Стандартная сводка новостей звучала так: «Вчера наши самолеты бомбили Дрезден. Все самолеты благополучно вернулись на базу». Хороший немец — это мертвый немец: в результате сто тысяч злодейских стариков, женщин и детей (все боеспособные были на фронтах) навеки попали в чистилище за их грехи против человечества. Однажды я случайно встретился с пилотом, который участвовал в налетах на Дрезден. «Нам эти бомбежки были поперек горла», — сказал он мне.
Ночь нападения мы провели в подземной камере для замороженных продуктов на местном мясокомбинате. Нам здорово повезло — это было лучшее бомбоубежище в городе. По земле над нашими головами гордо ступали гиганты. Сначала они, как бы крадучись, легонько пританцовывали где-то на окраинах, потом, погромыхивая, затопали в нашу сторону и, наконец, замолотили каблучищами — так, что едва выдерживали барабанные перепонки — прямо у нас над головой. А потом снова откатились к окраинам. Туда-сюда, туда-сюда — ковровая бомбардировка.
— Я кричала, выла, царапала стены нашего убежища, — говорила мне пожилая женщина. — Молилась Господу: «Боже, прошу тебя, останови их». Но он меня не услышал. Не было силы, способной остановить их. Они налетали снова и снова, волна за волной. Мы не могли сдаться на их милость, не могли сказать им «хватит — дальше некуда». Нам оставалось только сидеть и ждать утра.

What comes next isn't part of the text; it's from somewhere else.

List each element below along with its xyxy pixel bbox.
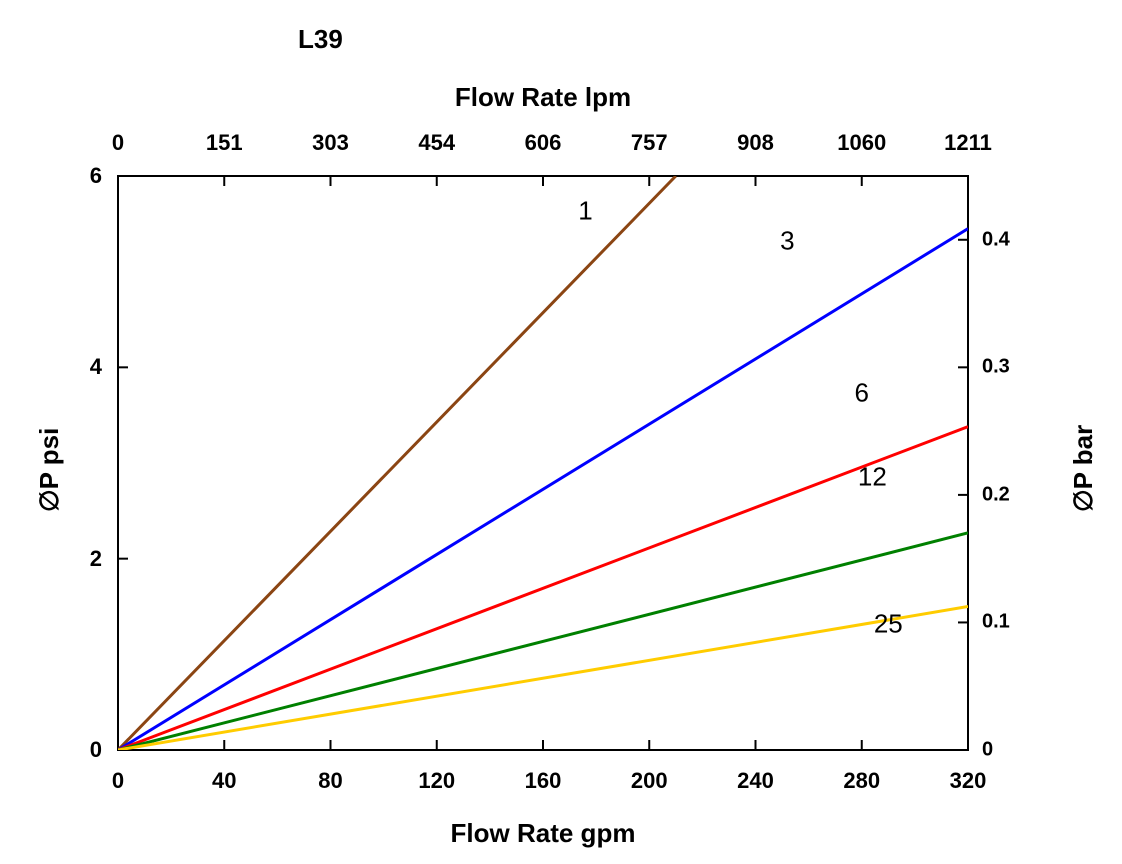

Ее дочь и внук тогда погибли.
Наша маленькая тюрьма сгорела дотла. Нас собрались эвакуировать в лагерь за городом, там держали заключенных из Южной Африки. Охрана наша состояла из «последнего оплота» — пожилых меланхоличных ополченцев да покалеченных военных ветеранов. В основном это были жители Дрездена, чьи друзья и семьи сгорели в огне холокоста. Капрал, потерявший глаз после двух лет, проведенных на русском фронте, перед нашим уходом сказал: жена, двое детей и родители — все погибли. У него оставалась одна сигарета, и он дал мне затянуться.
Наш путь к новому месту дислокации лежал через городскую окраину. Невозможно было представить себе, что в центре Дрездена кто-то остался в живых. В этот холодный день нас бросало в пот от горячих порывов адского огня. Обычно небо было чистым, ярко светило солнце, но в тот день над нами нависло матовое облако, превратившее полдень в сумерки. Мрачная процессия заполонила все дороги, ведущие из города. На почерневших лицах виднелись бороздки слез, кто-то нес раненых, а кто-то — и убитых. Люди останавливались на привал в полях. Никто не произносил ни слова. Несколько человек с повязками Красного Креста пытались хоть как-то помочь несчастным.